Sunday, October 4, 2009

Alison-isms

We're gearing up for Halloween at Chez Reed. The decorations are out from storage, if not all perfectly arranged, and Alison is busy planning her spooky menu for what may become our annual party.

If you're around, you should stop by. But be prepared to brave the elements. You may have to fish around the brain of a mummy or drink some witch's blood before you earn a treat...

Today I hope to take it easy. We've had two weekends full of fun and I'm in need of a day on the couch. I'm not inspired with any great insight today, so I'll leave you with this:

Coming home in the car she was telling me that she had the perfect movie for Jeff and me when our next wedding anniversary comes along: Sponge Square Pants' Single Cell Anniversary.

She asked how long we've been married. I told her we got married in 1998 and it was going to be 2010 when our next anniversary came would come along. She figured out that we're coming up on a dozen years.

She asked how long we were married before we had her. We did a little math to determine that it was a little more than 3 years.

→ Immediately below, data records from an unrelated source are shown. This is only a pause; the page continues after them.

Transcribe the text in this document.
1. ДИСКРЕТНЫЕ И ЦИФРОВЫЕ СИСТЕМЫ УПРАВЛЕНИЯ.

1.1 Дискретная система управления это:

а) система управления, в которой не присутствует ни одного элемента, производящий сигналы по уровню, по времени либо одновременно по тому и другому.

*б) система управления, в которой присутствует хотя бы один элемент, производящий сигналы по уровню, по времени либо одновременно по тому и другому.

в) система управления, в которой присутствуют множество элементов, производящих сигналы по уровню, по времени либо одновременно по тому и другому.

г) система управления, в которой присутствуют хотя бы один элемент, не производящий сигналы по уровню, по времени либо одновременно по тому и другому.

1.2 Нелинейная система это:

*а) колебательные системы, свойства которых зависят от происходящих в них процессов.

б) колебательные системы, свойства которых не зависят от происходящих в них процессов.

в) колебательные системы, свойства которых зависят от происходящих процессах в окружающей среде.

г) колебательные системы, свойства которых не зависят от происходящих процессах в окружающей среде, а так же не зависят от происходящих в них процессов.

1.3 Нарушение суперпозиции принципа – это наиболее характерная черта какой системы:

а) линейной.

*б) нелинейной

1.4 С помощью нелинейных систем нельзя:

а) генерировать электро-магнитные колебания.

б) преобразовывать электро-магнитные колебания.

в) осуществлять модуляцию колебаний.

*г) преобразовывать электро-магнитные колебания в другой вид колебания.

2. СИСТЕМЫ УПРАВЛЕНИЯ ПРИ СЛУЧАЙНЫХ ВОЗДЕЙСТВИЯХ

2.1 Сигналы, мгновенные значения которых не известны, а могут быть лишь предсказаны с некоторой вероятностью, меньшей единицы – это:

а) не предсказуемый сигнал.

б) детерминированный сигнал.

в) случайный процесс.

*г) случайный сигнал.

"Wow. Three years without me. That must have been hard," she said.

***

This morning she'd started one of the hardest puzzles known to man. It's 500 pieces and is a platter of donuts -- many identical. We got in years ago while on vacation with Eric and Traci and repetition has not made it easier.

What hasn't changed over the years is that we start craving donuts as soon as we get one of the darn things put together. We've resisted....so far...


She and Jeff went out for a bit this morning. I wasn't feeling like leaving the house. Ali got ready, lured by the famous Northside News grilled cheese sandwich.

"I'll be interested to see your progress when we get home," she said, patting me on the head.

***

We had dinner with new friends last night and Ali opted to spend her evening downstairs. At one point she came up and asked if I'd come downstairs with her. Clearly something was the matter.

I assumed she'd spilled or broken something. But no. She'd found a baby spider and smashed it flat with her Littlest Pet Shop tool box. Used to be, we'd usher our unwanted guests out the back door on a piece of paper. She's learned to despise spiders lately; I'm not sure why.

As she'd dispatched the bug, I wasn't sure what the trouble was. Apparently she's OK killing bugs; she just couldn't bring herself to touch the carcass.

"I had to smash it 5 times!" she said. "It wouldn't stop moving so I sat on it for a while. That worked."